Let’s jump now to Figure 37, where we see that “friends of the family,” constituted the most common source of natural mentors across most age groups, a finding that again highlights the importance of family’s social networks. Teachers were also a common source of natural mentors, particularly during childhood and adolescence. A close relationship with a teacher can boost students’ academic motivation, interest, and performance, as well as their overall attachment to school, over and above parent and family support. In fact, some experts have concluded that at least one strong relationship with a teacher is the “single most important ingredient” for vulnerable adolescents’ academic development and success.

 

Interesting, respondents across all age groups said the biggest barrier to mentorship was that they didn’t know how to find a mentor, while the second biggest barrier was that they didn’t see the value. This highlights the importance of programs like Connected Scholars in helping youth both appreciate the importance of mentors and develop the skills to recruit them.
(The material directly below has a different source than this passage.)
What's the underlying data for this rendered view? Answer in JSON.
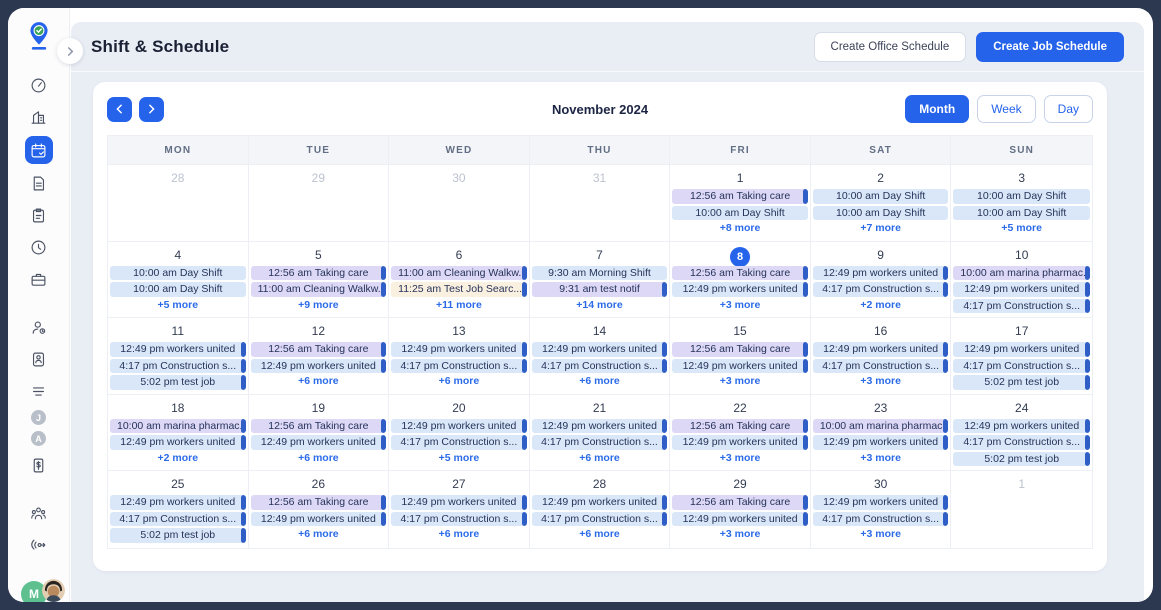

Fortunately, a growing number of innovative programs have emerged that successfully target the social fragmentation and isolation that affect so many communities. The approaches involve both teaching youth to “fish” for mentors (i.e., to recruit natural mentors) and “stocking the pond” (i.e., expanding the availability of high-social capital adults in marginalized youth’s lives). The National Guard Youth Challenge Program, an intensive quasi-military program for adolescents who have dropped out of high school, has successfully deployed the youth-initiated mentoring approach. Connected Scholars, an extension of this approach, high school and college students are provided with the strategies and skills to cultivate a network of supportive adults, rather than a single mentoring relationship. Compared to incoming college students who were provided only with information, incoming students who were assigned to a four-session intervention in which they learned how to recruit faculty and staff support had stronger ties with faculty members, higher grade-point averages, and less help-avoidance at the end of their freshman year. Other networking approaches help students choose a non-parental adult to attend skill-building workshops with them or help to connect youth who are aging out of (or at risk of entering) the foster care system. Most recently, researchers have shown that suicidal youth who learned to recruit caring adults had lower levels of mortality nearly fifteen years later than their counterparts who did not.

Of course, the onus for locating and recruiting mentors need not rest solely with youth. Adults in many settings—such as schools, Little League, juvenile courts, neighborhoods, and workplaces—are afforded many opportunities to mentor youth. But, because mentoring is typically seen as a byproduct but not a central mission of many youth services and settings, adults are rarely provided with specific training around building strong relationships. A range of factors, from frequent staff turnover to fears of being accused of acting inappropriately, can further dampen adults’ willingness to build strong intergenerational relationships. Thus, in addition to teaching youth to fish, strategies that cultivate what the report calls a “mentoring mindset” are needed across all settings. Effectively stocking the pond with trained, intentionally supportive adults will be vitally important if we are to reverse the trends highlighted in this valuable report.

Taken together the results argued for a more inclusive model of mentoring—one that expands the focus from formal one-on-one “treatment” approaches to more broadly strengthening networks of supportive intergenerational connections. When finding a natural mentor is left to chance, the odds favor more privileged youth. Such youth grow up in settings with greater access to the kinds of caring adults who can serve as role models that connect them to further educational and career networks and opportunities. Addressing this inequality will require that we ensure that disadvantaged settings develop innovative ways to support youth’s capacity to find and recruit such adults. The field of youth mentoring is ripe for this sort of innovation.